Tackle insecurity for farming to resume, NHRC tells security chiefs
The National Human Rights Commission has called on the nation’s security chiefs to tackle insecurity so that farmers who were displaced from their farms can resume.
The commission’s Executive Secretary, Tony Ojukwu, made the call at an event tagged “Technical Roundtable Discussion: Exploring the Economic Output of Nigeria” organised by ActionAid on Wednesday in Abuja.
Ojukwu said insecurity was affecting people’s standard of living because farmers have been displaced from their farms.
He said it was important that a conducive environment is provided for them to return to their farms.
He noted, “Already, you can see how insecurity is affecting the standard of living of the people. The farms are not working anymore; people in those farms are being kidnapped, so they are afraid to go to the farms. There is a need for security for people to go to the farms.
“The issue of safety during farming is very critical because we must talk of food, social and human security.
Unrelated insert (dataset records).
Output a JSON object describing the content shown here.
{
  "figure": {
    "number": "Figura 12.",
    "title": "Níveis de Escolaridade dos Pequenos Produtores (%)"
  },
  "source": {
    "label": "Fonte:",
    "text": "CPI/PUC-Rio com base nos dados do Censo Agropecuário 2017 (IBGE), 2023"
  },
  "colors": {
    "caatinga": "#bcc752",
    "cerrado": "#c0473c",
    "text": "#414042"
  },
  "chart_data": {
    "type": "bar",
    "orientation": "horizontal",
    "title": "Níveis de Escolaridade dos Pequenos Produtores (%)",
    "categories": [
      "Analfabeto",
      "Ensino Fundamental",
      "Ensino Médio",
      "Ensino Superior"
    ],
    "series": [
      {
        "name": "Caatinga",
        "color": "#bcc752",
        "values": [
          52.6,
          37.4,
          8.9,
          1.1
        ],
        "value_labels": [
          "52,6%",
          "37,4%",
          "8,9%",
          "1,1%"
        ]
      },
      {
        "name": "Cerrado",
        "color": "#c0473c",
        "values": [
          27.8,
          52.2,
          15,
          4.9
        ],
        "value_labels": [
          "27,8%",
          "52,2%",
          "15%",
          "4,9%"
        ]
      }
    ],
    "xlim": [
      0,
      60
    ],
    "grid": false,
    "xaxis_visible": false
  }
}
If the farms are not safe, there will be no food security. Every human being has the right to an adequate standard of living which includes the right to food, shelter, and health services.
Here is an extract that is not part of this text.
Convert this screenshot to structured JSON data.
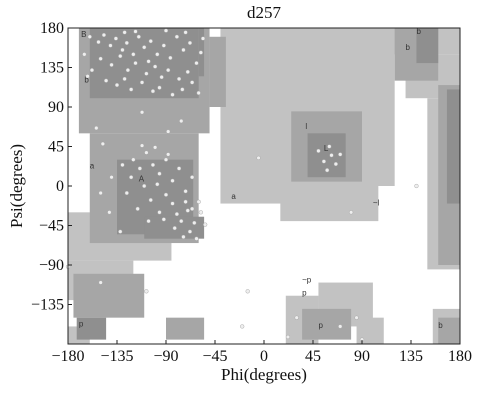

“So, it is very important for those in charge of security services, the NSA, the police, Army, and DSS to be made to account to make sure that our farmers go to the farms so that we should not face hunger.”
Speaking earlier, the Country Director of ActionAid Nigeria, Andrew Mamedu, said as concerned citizens, their focus was majorly on the current economic situation and how it is impacting various subsectors in the country.
Mamedu, noted, “If you look at the inflation, exchange rate, the cost of living generally, one will wonder how are the citizens surviving?
“We will pay a visit to the National Security Adviser, and say these are the practical things we are supposed to do so that we can go back to our farms to produce, that will generally reduce the cost of food and as citizens how we can support our government and how we can hold them accountable.”